DealLawyers.com Blog

May 6, 2021

A New Approach to MACs

As we’ve seen repeatedly over the years, determining whether or not a “material adverse change” in a target’s business is not a straightforward process. However, there’s an interesting new article from Iowa Law prof Robert Miller that suggests a new approach to assessing whether a MAC has occurred that he argues “solves all the problems” in the existing MAC caselaw.  This excerpt summarizes Prof. Miller’s proposed approach:

Beginning from the foundational premise that a material adverse effect should be understood from the perspective of a reasonable acquirer, this article argues that such an effect is a material reduction in the value of the company as reasonably understood in accordance with accepted principles of corporate finance—that is, as a material reduction in the present value of all the company’s future cashflows. Hence, to determine if there has been a material adverse effect, the court has to value the company twice, once as of the date of signing and again as of the date of the alleged material adverse effect, in each case much as it would in an appraisal action.
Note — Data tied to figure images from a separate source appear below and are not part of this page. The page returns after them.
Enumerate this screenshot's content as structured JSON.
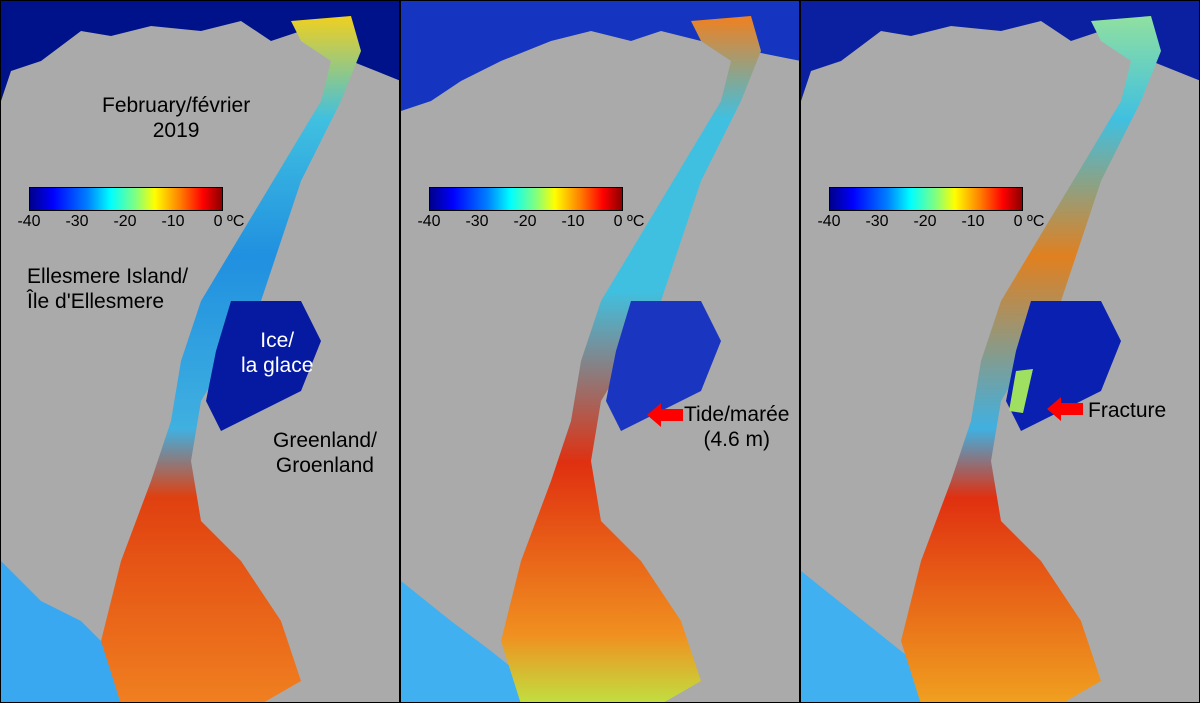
{
  "panels": [
    {
      "id": "panel-1",
      "labels": {
        "date_line1": "February/février",
        "date_line2": "2019",
        "ellesmere_line1": "Ellesmere Island/",
        "ellesmere_line2": "Île d'Ellesmere",
        "ice_line1": "Ice/",
        "ice_line2": "la glace",
        "greenland_line1": "Greenland/",
        "greenland_line2": "Groenland"
      }
    },
    {
      "id": "panel-2",
      "labels": {
        "annotation_line1": "Tide/marée",
        "annotation_line2": "(4.6 m)"
      }
    },
    {
      "id": "panel-3",
      "labels": {
        "annotation_line1": "Fracture"
      }
    }
  ],
  "colorbar": {
    "ticks": [
      "-40",
      "-30",
      "-20",
      "-10",
      "0 ºC"
    ],
    "min": -40,
    "max": 0,
    "unit": "ºC"
  },
  "colors": {
    "land": "#aaaaaa",
    "background": "#000000",
    "arrow": "#ff0000",
    "cold": "#00008b",
    "warm": "#8b0000"
  }
}
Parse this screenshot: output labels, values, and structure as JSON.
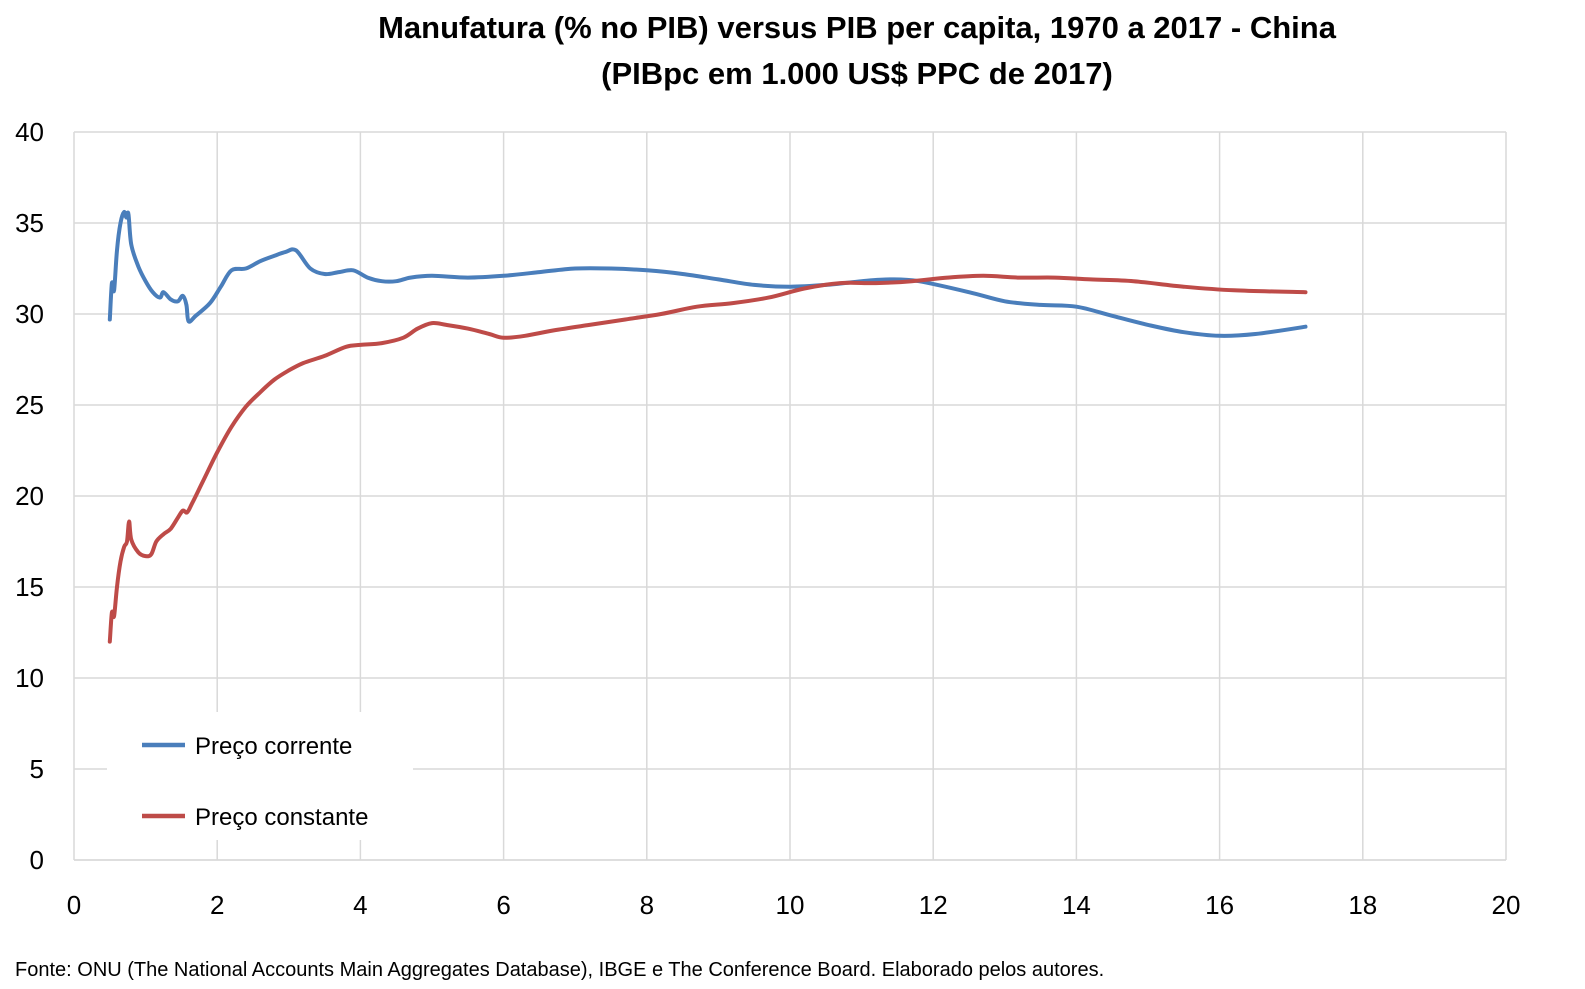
{
  "chart_data": {
    "type": "line",
    "title": "Manufatura (% no PIB) versus PIB per capita, 1970 a 2017 - China",
    "subtitle": "(PIBpc em 1.000 US$ PPC de 2017)",
    "xlabel": "",
    "ylabel": "",
    "xlim": [
      0,
      20
    ],
    "ylim": [
      0,
      40
    ],
    "x_ticks": [
      "0",
      "2",
      "4",
      "6",
      "8",
      "10",
      "12",
      "14",
      "16",
      "18",
      "20"
    ],
    "y_ticks": [
      "0",
      "5",
      "10",
      "15",
      "20",
      "25",
      "30",
      "35",
      "40"
    ],
    "grid": true,
    "legend_position": "bottom-left",
    "source": "Fonte: ONU (The National Accounts Main Aggregates Database), IBGE e The Conference Board. Elaborado pelos autores.",
    "series": [
      {
        "name": "Preço corrente",
        "color": "#4a7ebb",
        "points": [
          [
            0.5,
            29.7
          ],
          [
            0.53,
            31.7
          ],
          [
            0.56,
            31.3
          ],
          [
            0.6,
            33.5
          ],
          [
            0.65,
            35.0
          ],
          [
            0.7,
            35.6
          ],
          [
            0.73,
            35.3
          ],
          [
            0.76,
            35.5
          ],
          [
            0.8,
            33.8
          ],
          [
            0.9,
            32.6
          ],
          [
            1.0,
            31.8
          ],
          [
            1.1,
            31.2
          ],
          [
            1.2,
            30.9
          ],
          [
            1.25,
            31.2
          ],
          [
            1.35,
            30.8
          ],
          [
            1.45,
            30.7
          ],
          [
            1.52,
            31.0
          ],
          [
            1.57,
            30.5
          ],
          [
            1.6,
            29.6
          ],
          [
            1.7,
            29.9
          ],
          [
            1.9,
            30.6
          ],
          [
            2.05,
            31.5
          ],
          [
            2.2,
            32.4
          ],
          [
            2.4,
            32.5
          ],
          [
            2.6,
            32.9
          ],
          [
            2.8,
            33.2
          ],
          [
            2.95,
            33.4
          ],
          [
            3.1,
            33.5
          ],
          [
            3.3,
            32.5
          ],
          [
            3.5,
            32.2
          ],
          [
            3.7,
            32.3
          ],
          [
            3.9,
            32.4
          ],
          [
            4.1,
            32.0
          ],
          [
            4.3,
            31.8
          ],
          [
            4.5,
            31.8
          ],
          [
            4.7,
            32.0
          ],
          [
            5.0,
            32.1
          ],
          [
            5.5,
            32.0
          ],
          [
            6.0,
            32.1
          ],
          [
            6.5,
            32.3
          ],
          [
            7.0,
            32.5
          ],
          [
            7.5,
            32.5
          ],
          [
            8.0,
            32.4
          ],
          [
            8.5,
            32.2
          ],
          [
            9.0,
            31.9
          ],
          [
            9.5,
            31.6
          ],
          [
            10.0,
            31.5
          ],
          [
            10.5,
            31.6
          ],
          [
            11.0,
            31.8
          ],
          [
            11.4,
            31.9
          ],
          [
            11.8,
            31.8
          ],
          [
            12.5,
            31.2
          ],
          [
            13.0,
            30.7
          ],
          [
            13.5,
            30.5
          ],
          [
            14.0,
            30.4
          ],
          [
            14.5,
            29.9
          ],
          [
            15.0,
            29.4
          ],
          [
            15.5,
            29.0
          ],
          [
            16.0,
            28.8
          ],
          [
            16.5,
            28.9
          ],
          [
            17.2,
            29.3
          ]
        ]
      },
      {
        "name": "Preço constante",
        "color": "#be4b48",
        "points": [
          [
            0.5,
            12.0
          ],
          [
            0.53,
            13.6
          ],
          [
            0.56,
            13.4
          ],
          [
            0.6,
            15.0
          ],
          [
            0.65,
            16.4
          ],
          [
            0.7,
            17.2
          ],
          [
            0.74,
            17.5
          ],
          [
            0.77,
            18.6
          ],
          [
            0.8,
            17.6
          ],
          [
            0.9,
            16.9
          ],
          [
            1.0,
            16.7
          ],
          [
            1.08,
            16.8
          ],
          [
            1.15,
            17.5
          ],
          [
            1.25,
            17.9
          ],
          [
            1.35,
            18.2
          ],
          [
            1.45,
            18.8
          ],
          [
            1.52,
            19.2
          ],
          [
            1.58,
            19.1
          ],
          [
            1.65,
            19.6
          ],
          [
            1.8,
            20.8
          ],
          [
            2.0,
            22.4
          ],
          [
            2.2,
            23.8
          ],
          [
            2.4,
            24.9
          ],
          [
            2.6,
            25.7
          ],
          [
            2.8,
            26.4
          ],
          [
            3.0,
            26.9
          ],
          [
            3.2,
            27.3
          ],
          [
            3.5,
            27.7
          ],
          [
            3.8,
            28.2
          ],
          [
            4.0,
            28.3
          ],
          [
            4.3,
            28.4
          ],
          [
            4.6,
            28.7
          ],
          [
            4.8,
            29.2
          ],
          [
            5.0,
            29.5
          ],
          [
            5.2,
            29.4
          ],
          [
            5.5,
            29.2
          ],
          [
            5.8,
            28.9
          ],
          [
            6.0,
            28.7
          ],
          [
            6.3,
            28.8
          ],
          [
            6.7,
            29.1
          ],
          [
            7.2,
            29.4
          ],
          [
            7.7,
            29.7
          ],
          [
            8.2,
            30.0
          ],
          [
            8.7,
            30.4
          ],
          [
            9.2,
            30.6
          ],
          [
            9.7,
            30.9
          ],
          [
            10.2,
            31.4
          ],
          [
            10.7,
            31.7
          ],
          [
            11.2,
            31.7
          ],
          [
            11.7,
            31.8
          ],
          [
            12.2,
            32.0
          ],
          [
            12.7,
            32.1
          ],
          [
            13.2,
            32.0
          ],
          [
            13.7,
            32.0
          ],
          [
            14.2,
            31.9
          ],
          [
            14.8,
            31.8
          ],
          [
            15.5,
            31.5
          ],
          [
            16.2,
            31.3
          ],
          [
            17.2,
            31.2
          ]
        ]
      }
    ]
  }
}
Valuing the company is easier and more reliable in the MAE context than in the appraisal context, however, not only because the court need obtain only a range of values for the company at the two relevant times (and not pinpoint valuations as in appraisal proceedings) but also because it turns out that there is a canonical way to determine if a reduction in the value of the company would be material to a reasonable acquirer.

Of course, everybody’s first reaction to this is that the appraisal experience has shown that valuations – even ranges of valuations – can be pretty slippery concepts.  But the article argues that the dynamics of the negotiation process will help eliminate some of the problems inherent in appraisals:

[P]rior to signing the agreement, each party, along with its financial advisor, will almost certainly have valued the company using a discounted cashflow analysis. These analyses will have been produced not to generate extreme values for the purposes of litigation but to produce accurate values to assist the parties in negotiating the transaction.

Furthermore, given the widespread agreement among investment bankers regarding valuation methods, and given too that investment bankers on both sides tend to rely on management’s cashflow projections, in most cases these pre-signing discounted cashflow analyses are likely to produce similar valuation ranges.

Since both sides are likely to have a similar starting point in their valuation analysis, the article also argues that the process of determining whether there’s been a material reduction in anticipated future cash flows will also be more straightforward.